Worse still, researchers who criticise platforms based on their data findings are facing increased legal intimidation and attacks. CCDH was targeted by Elon Musk’s X with a baseless lawsuit in a brazen attempt to intimidate and censor CCDH for its reporting on hate speech and misinformation on its platform. While this lawsuit was dismissed, its chilling effect on independent researchers will succeed without proactive intervention from policymakers.  

For these reasons, the next UK Government must legislate a statutory data access pathway for independent, vetted researchers and create legal protections for those who undertake public interest research.

2024 UK General Election: data access to researchers
Photo by Scott Graham on Unsplash

The next reformation: digital advertising

CCDH has researched the economic underpinnings of online hate and shown how, from climate denial to identity-based hate speech, profit motives and opaque systems have created a lucrative market for hate actors.  

In March, we showed how YouTube makes millions in ad revenue hosting and advertising against climate denial content. In our report Hate Pays, we documented how social media accounts posting amid the Israel-Gaza conflict leveraged hate to increase engagement, follower numbers, and profitability. 

Across these and many other topics, the opacity of what types of content are being supported by advertiser dollars, and how social media accounts are leveraging hate to reap the financial rewards of that opacity, underpins the flourishing ecosystem of online hate. Policymakers must address the financial incentives propelling hate actors as a priority to reforming the digital world and ensuring safety.

Safeguard the digital ecosystem of the future 

Since the launch of generative artificial intelligence platforms like Chat-GPT, questions about the future governance and societal impact of emerging technologies have been at the top of the policy agenda. The Online Safety Act narrowly applies to AI content if uploaded onto the social media platforms and search services regulated by the regime.  

This after-the-fact application does not provide the proactive safeguards needed to avoid repeating the mistakes made during the rise of the social media giants. A lack of regulation allowed those technology companies to grow to enormous size without safeguards on their products.  

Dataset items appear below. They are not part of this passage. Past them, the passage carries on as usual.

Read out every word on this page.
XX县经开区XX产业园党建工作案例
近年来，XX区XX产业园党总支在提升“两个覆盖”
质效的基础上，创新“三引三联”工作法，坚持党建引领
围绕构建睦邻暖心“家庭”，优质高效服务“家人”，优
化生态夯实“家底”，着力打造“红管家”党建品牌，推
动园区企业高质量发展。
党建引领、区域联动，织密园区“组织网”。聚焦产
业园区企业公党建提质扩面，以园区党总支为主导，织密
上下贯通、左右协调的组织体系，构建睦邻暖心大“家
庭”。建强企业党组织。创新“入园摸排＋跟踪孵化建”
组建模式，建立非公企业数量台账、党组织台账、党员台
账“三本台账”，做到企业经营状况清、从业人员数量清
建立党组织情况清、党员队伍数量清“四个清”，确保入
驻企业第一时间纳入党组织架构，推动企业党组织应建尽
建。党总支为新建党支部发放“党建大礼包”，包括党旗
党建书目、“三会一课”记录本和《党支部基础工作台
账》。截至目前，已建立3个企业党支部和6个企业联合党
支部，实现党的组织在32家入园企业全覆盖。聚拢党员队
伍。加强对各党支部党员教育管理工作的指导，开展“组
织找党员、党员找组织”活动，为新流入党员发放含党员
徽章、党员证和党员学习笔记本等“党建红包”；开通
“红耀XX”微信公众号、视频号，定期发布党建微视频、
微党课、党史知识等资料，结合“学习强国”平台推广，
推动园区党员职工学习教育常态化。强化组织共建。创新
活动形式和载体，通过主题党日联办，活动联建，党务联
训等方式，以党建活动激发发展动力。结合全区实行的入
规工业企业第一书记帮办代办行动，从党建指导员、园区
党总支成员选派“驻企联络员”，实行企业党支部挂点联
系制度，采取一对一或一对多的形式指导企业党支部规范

This delivered them enormous profits but wrecked our information ecosystem at tremendous societal cost. The next generation of technology companies cannot be allowed to do the same.   
The next UK government needs to institute common sense safeguards on AI companies, ensuring their products are tested for safety prior to public launch. CCDH research has already shown the lack of priori testing on artificial intelligence tools such as image generators and voice cloning while others have raised the risks of AI chatbots being used by terrorists to radicalise and recruit adherents.

Our pledge 

CCDH has produced an indispensable guiding framework for the construction of future regulations – the CCDH STAR Framework. STAR stands for Safety by Design, Transparency, Accountability, and Responsibility – the fundamental components of technology regulation.  

Whichever party or parties form the next UK government, CCDH will continue to advocate for a reformed digital ecosystem that prioritises truth, safety, and human rights around the world.